The other measure was to employ tokens, which the report described as "a process in which a random number generator creates strings of characters, or tokens, that can be used in lieu of more valuable data".

The report went on to explain that in such a tokenized IT environment, tokens and the credit card information they represent can only be matched and decrypted in a centralized, secure database, known as the "codebook".

"Tokenization has emerged as one of the most promising data security technologies for the payment processing space. We've seen very strong interest in the merchant community…even among companies that are PCI-compliant," the report stated.

"[This is because] merchants view tokenization as an effective way to reduce their PCI scope, as well as counter the mounting costs of PCI compliance."

The banking sector has been one of the first industries to embrace tokens, especially as an authentication tool for online banking.

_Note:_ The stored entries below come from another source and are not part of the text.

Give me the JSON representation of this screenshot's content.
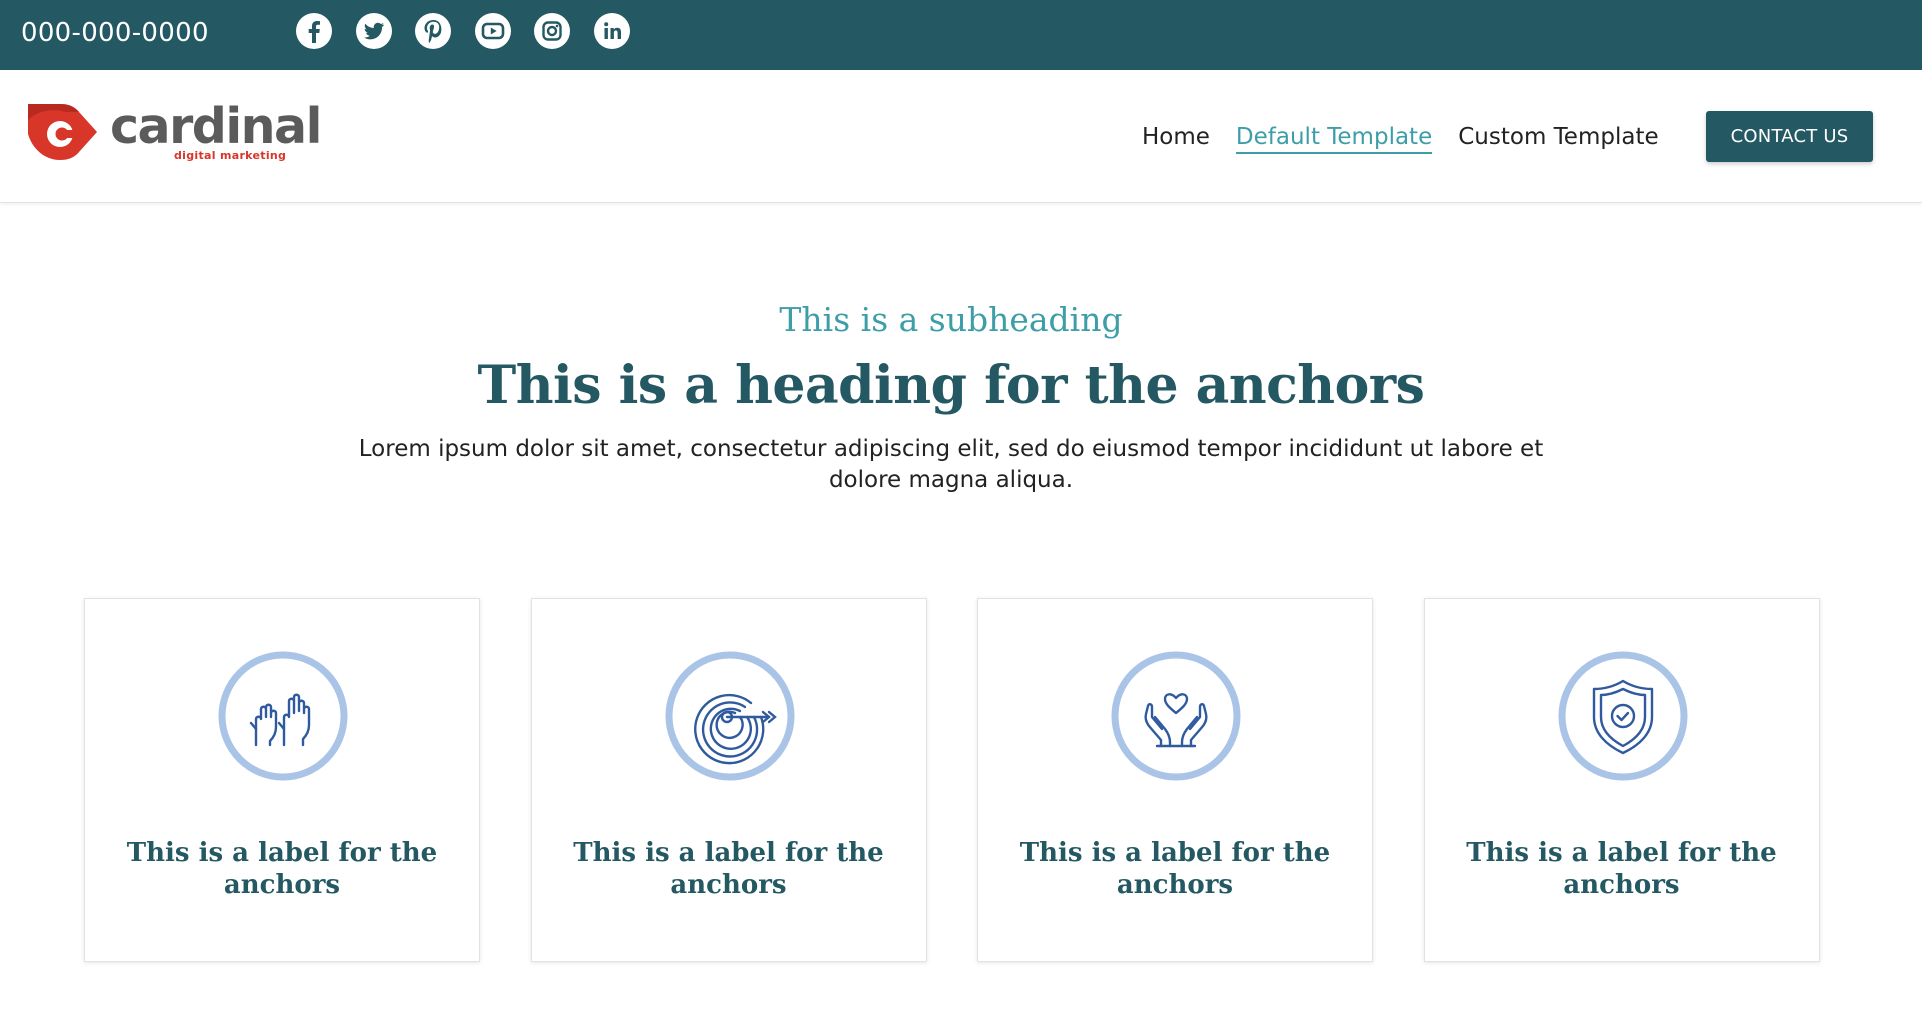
{
  "topbar": {
    "phone": "000-000-0000",
    "background": "#245863",
    "social_icons": [
      "facebook-icon",
      "twitter-icon",
      "pinterest-icon",
      "youtube-icon",
      "instagram-icon",
      "linkedin-icon"
    ]
  },
  "logo": {
    "wordmark": "cardinal",
    "tagline": "digital marketing",
    "mark_color": "#d9362a"
  },
  "nav": {
    "items": [
      {
        "label": "Home"
      },
      {
        "label": "Default Template",
        "active": true
      },
      {
        "label": "Custom Template"
      }
    ],
    "contact_label": "CONTACT US",
    "active_color": "#3d9ea8"
  },
  "intro": {
    "subheading": "This is a subheading",
    "heading": "This is a heading for the anchors",
    "body": "Lorem ipsum dolor sit amet, consectetur adipiscing elit, sed do eiusmod tempor incididunt ut labore et dolore magna aliqua."
  },
  "cards": [
    {
      "icon": "raised-hands-icon",
      "label": "This is a label for the anchors"
    },
    {
      "icon": "target-icon",
      "label": "This is a label for the anchors"
    },
    {
      "icon": "hands-heart-icon",
      "label": "This is a label for the anchors"
    },
    {
      "icon": "shield-check-icon",
      "label": "This is a label for the anchors"
    }
  ],
  "colors": {
    "primary": "#245863",
    "accent": "#3d9ea8",
    "icon_ring": "#a9c4e6",
    "icon_line": "#2f5a9e"
  }
}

For instance, the Monetary Authority of Singapore (MAS) had issued an advisory back in 2006 for banks to implement two-factor authentication (2FA) for online transactions, and the process can be conducted via both hardware and software tokens.

Sam Curry, chief technologist at RSA, the security arm of EMC, and one of the authors of the report, added: "Just as bank accounts insured by the FDIC (the U.S.-based Federal Deposit Insurance Corporation) provided a better way for people to save cash than stashing it inside their mattresses, this new generation of outsourced secure payment card services will provide a way for merchants to track and use payment card data that is vastly superior to keeping actual card numbers within the enterprise."

The report also expects many companies to offer such secure payment services within "the next two years" and the first ones on the scene will most likely be companies with experienced in securing electronic payment card data, such as gateways, payment processors or card associations.